The problem of alcohol smuggling during Prohibition was solved by repealing Prohibition. Narcotics and narco gangs continue to be a huge problem in America, since the market for drugs in America amply repays the efforts of the gangs. And the labor market for undocumented migrants? That also continues to be huge in America.
All that could be addressed by enforcing the use of E-Verify. As Kevin Drum notes:
“[E-Verify is] 98% accurate within 24 hours and 99.8% accurate overall. And it's easy to use. Despite this, few businesses use it and it's not mandatory.”
I’ve long said that militarizing the border and arresting and deporting undocumented workers is a fool’s errand. If we were serious, we would require all employers to use E-Verify. If undocumented workers are discovered in a workplace, the *employer* is fined and goes to prison. Of course, that will never happen, because undocumented labor is too lucrative for employers and consumers.

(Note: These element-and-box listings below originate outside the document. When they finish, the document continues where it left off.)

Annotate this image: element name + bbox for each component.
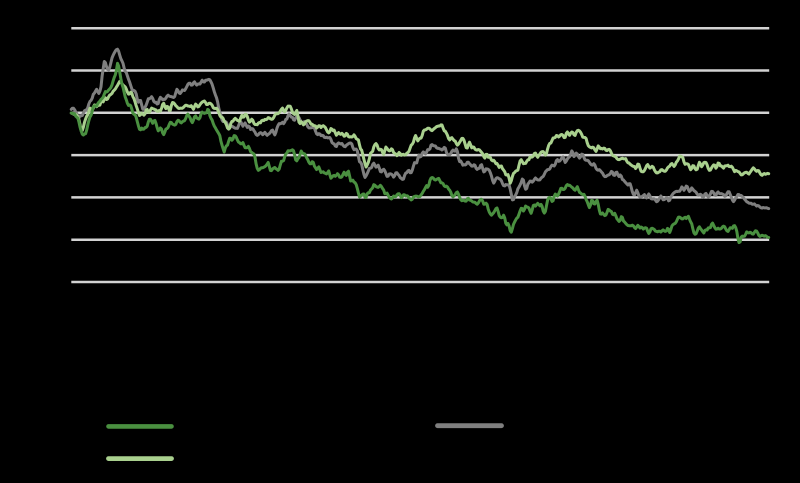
svg-text:MSCI ACWI: MSCI ACWI: [516, 418, 596, 435]
svg-text:Feb-16: Feb-16: [503, 332, 520, 380]
svg-text:20: 20: [19, 269, 46, 296]
svg-text:Jun-14: Jun-14: [67, 332, 84, 378]
svg-text:Feb-17: Feb-17: [765, 332, 782, 380]
svg-text:Oct-16: Oct-16: [677, 332, 694, 377]
svg-text:100: 100: [6, 100, 46, 127]
svg-text:80: 80: [19, 142, 46, 169]
svg-text:Dec-15: Dec-15: [459, 332, 476, 380]
svg-text:Aug-15: Aug-15: [372, 332, 389, 380]
svg-text:Aug-14: Aug-14: [111, 332, 128, 380]
svg-text:60: 60: [19, 184, 46, 211]
svg-text:Jun-15: Jun-15: [329, 332, 346, 378]
svg-text:40: 40: [19, 227, 46, 254]
svg-text:120: 120: [6, 58, 46, 85]
svg-text:Feb-15: Feb-15: [241, 332, 258, 380]
svg-text:MSCI China: MSCI China: [187, 418, 269, 435]
svg-text:Oct-14: Oct-14: [154, 332, 171, 377]
svg-text:Jun-16: Jun-16: [590, 332, 607, 378]
svg-text:Dec-14: Dec-14: [198, 332, 215, 380]
svg-text:MSCI China A Onshore: MSCI China A Onshore: [187, 450, 342, 467]
svg-text:Dec-16: Dec-16: [721, 332, 738, 380]
svg-text:Oct-15: Oct-15: [416, 332, 433, 377]
svg-text:0: 0: [33, 311, 46, 338]
svg-text:Aug-16: Aug-16: [634, 332, 651, 380]
svg-text:Apr-16: Apr-16: [547, 332, 564, 377]
svg-text:Apr-15: Apr-15: [285, 332, 302, 377]
svg-text:140: 140: [6, 15, 46, 42]
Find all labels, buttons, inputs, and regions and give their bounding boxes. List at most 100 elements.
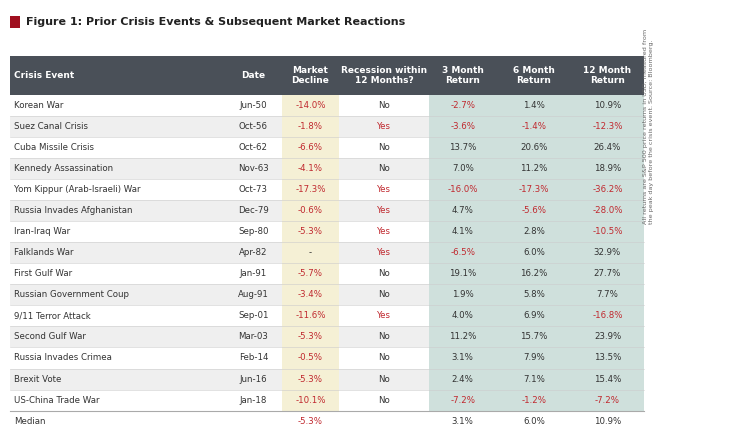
Text: -5.3%: -5.3% bbox=[298, 227, 323, 236]
Bar bbox=[282, 305, 339, 326]
Text: 11.2%: 11.2% bbox=[520, 164, 548, 173]
Text: Sep-01: Sep-01 bbox=[238, 311, 268, 320]
Bar bbox=[339, 137, 429, 158]
Text: -5.3%: -5.3% bbox=[298, 332, 323, 341]
Text: Nov-63: Nov-63 bbox=[238, 164, 268, 173]
Bar bbox=[282, 158, 339, 179]
Text: Feb-14: Feb-14 bbox=[238, 353, 268, 362]
Bar bbox=[429, 242, 644, 263]
Text: US-China Trade War: US-China Trade War bbox=[14, 396, 100, 405]
Bar bbox=[339, 200, 429, 221]
Text: Apr-82: Apr-82 bbox=[239, 248, 268, 257]
Text: Yes: Yes bbox=[377, 122, 391, 131]
Text: -0.5%: -0.5% bbox=[298, 353, 323, 362]
Text: Russia Invades Afghanistan: Russia Invades Afghanistan bbox=[14, 206, 133, 215]
Text: Oct-56: Oct-56 bbox=[239, 122, 268, 131]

“The not-so-secret truth is that nobody really wants to get rid of undocumented workers:
One key reason: There are simply not enough “legal” workers to fill all the jobs a healthy, growing U.S. economy generates. And that’s especially so in low-wage industries.
“Employers say that requiring E-Verify — without other overhauls to the immigration system, including easier ways to bring in workers — would be devastating.
““I think you would see a general overall collapse in California agriculture and food prices going through the roof if we didn’t have them do the work,” said Don Cameron, general manager at Terranova Ranch, which produces a variety of crops on 9,000 acres in Fresno County.
“....It’s not simply a matter of not having enough workers to do the hard, often dead-end and low-wage jobs that most U.S. citizens don’t want to do. It’s the shortage of workers overall, experts say.
“For decades, birth rates in the U.S. have been declining, as they have in most of the economically developed world. Today, the birth rate among American women of childbearing age has dropped below the level needed to meet the country’s replacement rate. California’s birth rate is at its lowest in a century. If the economy is to grow and prosper, as almost all Americans say they want it to, additional workers must come from somewhere else.
“All of this could be solved relatively easily by a compromise that increased border security and increased legal immigration. But Republicans are dead set against it. It's too good a campaign issue.”
Too easy to demonize poor people of color while exploiting them for our comfort and enrichment. Weird.